As the title suggests, Fear Street Part Two: 1978 is a homage to the typical slasher films of the ’70s and early ’80s, more specifically Friday the 13th. There are a few subtle nods to the film series such as the possessed counselor eventually having his head covered with a burlap sack, reminiscent of Jason Vorhees’ original look, the summer camp, the crazy mother figure, and the counselors shown having sex do not survive the night. The film also has some brutal kills that would make Jason proud. Whereas Fear Street Part One: 1994 did not have much gore until the end, this film has plenty for most of the runtime. The viewer can see the damage the killer’s axe does with each devastating blow. This makes it more horrifying than just seeing a person slashed with some blood splashing on the screen. Knowing what damage is being done added to the fact that the first blow isn’t always a lethal one allows the viewers to relate a little more to what the character may be feeling as they are dismembered.

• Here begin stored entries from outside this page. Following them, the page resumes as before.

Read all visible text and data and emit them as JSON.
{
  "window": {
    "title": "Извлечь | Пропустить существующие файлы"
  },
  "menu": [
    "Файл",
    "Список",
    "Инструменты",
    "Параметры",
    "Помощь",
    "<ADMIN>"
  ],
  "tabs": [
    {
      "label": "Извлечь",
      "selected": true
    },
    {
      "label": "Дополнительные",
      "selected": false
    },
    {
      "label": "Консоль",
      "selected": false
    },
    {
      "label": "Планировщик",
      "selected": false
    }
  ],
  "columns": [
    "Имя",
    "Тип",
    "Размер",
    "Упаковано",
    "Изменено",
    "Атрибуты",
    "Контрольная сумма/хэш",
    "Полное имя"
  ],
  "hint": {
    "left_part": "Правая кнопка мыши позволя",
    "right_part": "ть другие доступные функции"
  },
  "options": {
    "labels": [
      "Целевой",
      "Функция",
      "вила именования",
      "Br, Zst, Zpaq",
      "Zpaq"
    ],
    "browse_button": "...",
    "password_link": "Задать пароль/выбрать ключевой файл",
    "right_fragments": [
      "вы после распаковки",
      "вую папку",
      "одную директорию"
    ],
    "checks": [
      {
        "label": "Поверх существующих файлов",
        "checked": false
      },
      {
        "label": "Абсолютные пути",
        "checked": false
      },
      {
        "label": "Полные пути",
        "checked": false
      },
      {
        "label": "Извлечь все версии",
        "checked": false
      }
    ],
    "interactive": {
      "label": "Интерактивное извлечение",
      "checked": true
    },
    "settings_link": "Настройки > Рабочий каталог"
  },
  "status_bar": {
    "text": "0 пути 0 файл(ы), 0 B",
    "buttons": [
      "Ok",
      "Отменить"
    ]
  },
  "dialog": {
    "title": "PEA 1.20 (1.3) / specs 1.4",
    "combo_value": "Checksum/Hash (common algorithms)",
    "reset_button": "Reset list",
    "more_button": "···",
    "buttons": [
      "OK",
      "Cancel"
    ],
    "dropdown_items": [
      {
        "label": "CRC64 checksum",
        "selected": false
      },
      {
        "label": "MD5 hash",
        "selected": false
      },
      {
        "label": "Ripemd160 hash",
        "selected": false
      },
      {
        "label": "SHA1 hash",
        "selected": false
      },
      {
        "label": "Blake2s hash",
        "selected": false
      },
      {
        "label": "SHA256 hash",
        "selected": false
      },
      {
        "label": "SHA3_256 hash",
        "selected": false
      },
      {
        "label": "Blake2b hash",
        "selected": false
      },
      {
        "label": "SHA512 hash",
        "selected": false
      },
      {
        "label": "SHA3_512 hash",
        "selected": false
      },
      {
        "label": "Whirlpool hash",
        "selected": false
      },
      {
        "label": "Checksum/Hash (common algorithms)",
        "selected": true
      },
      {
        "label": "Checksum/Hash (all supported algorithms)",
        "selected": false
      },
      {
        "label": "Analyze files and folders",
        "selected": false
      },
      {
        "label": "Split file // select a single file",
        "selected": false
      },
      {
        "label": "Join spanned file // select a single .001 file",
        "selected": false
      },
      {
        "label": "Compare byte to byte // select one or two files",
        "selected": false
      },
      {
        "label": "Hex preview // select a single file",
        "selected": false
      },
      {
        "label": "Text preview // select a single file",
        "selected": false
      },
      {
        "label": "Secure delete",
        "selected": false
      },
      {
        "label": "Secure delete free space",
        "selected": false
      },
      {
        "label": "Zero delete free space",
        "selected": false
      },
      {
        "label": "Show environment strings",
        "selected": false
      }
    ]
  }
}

Another Stranger Things alum shines this time around with Sadie Sink turning in a great performance as the protagonist, Ziggy. She’s very tough and distant even when interacting with her own family. Even at a young age, she has given up on life as she sees the trend of people from Shadyside being stuck in the town forever or going crazy and murdering people. Emily Rudd is also great as Cindy Berman. Unlike her younger sister, she is trying her hardest to succeed and get out of Shadyside so that she can avoid the sad life that comes with being from the town. She tries to always be friendly and do a good job. It is great seeing the events that transpire slowly chip away at her false personality to show that she feels the same as other Shadysiders but feels being optimistic is better than sullen. Scenes between her and Ziggy stand out as they encase the entire spectrum of a sisterly relationship. This all comes to a head when they meet their demise at the end of the film. The scene where they are attacked is both brutal and heartbreaking making it seem as if all hope is lost and nothing, they did could stop the curse. Cindy’s role is very much a co-protagonist as opposed to a deuteragonist. She gets just as much screen time and has what I would consider a more important storyline. The film is basically about how she died trying to protect her sister from the killer and we also find out that she and her friends basically solve what’s causing the curse before meeting their ends. Albeit with substantial help from Nurse Lane’s (Jordana Spiro) notes on Sarah Fier. The rest of the cast is fine with Ted Sutherland as the likable young Nick Goode and Ryan Simpkins as Cindy’s former friend and co-counselor Alice.
The film does have a few negatives which I feel are minor when juxtaposing with overall enjoyment. The effects are not as polished as they should be for a film that was made by a major studio before being bought by Netflix. Also, Cindy’s survival and quick regain of consciousness after being resuscitated is a stretch. After the brutal attack, she suffered her recovery should have been long and hard and we shouldn’t have seen her speaking until weeks after the events. Then there is also the fact as to why she is not trying to continue to try and fix the curse upon Shadyside as she was an adamant believer of it in her youth and lives her life based on the fear of it in the modern setting. Thoughts to dwell on or just ignore when watching this film.
The Fear Street Trilogy looks to be finding its footing with bloodier and more graphic kills and a more streamlined story, this sequel is a step up from the quality of the first film. I give Fear Street Part Two: 1978 a Decent 8.3/10. Very interested to see if this trilogy can stick the landing in its final installment.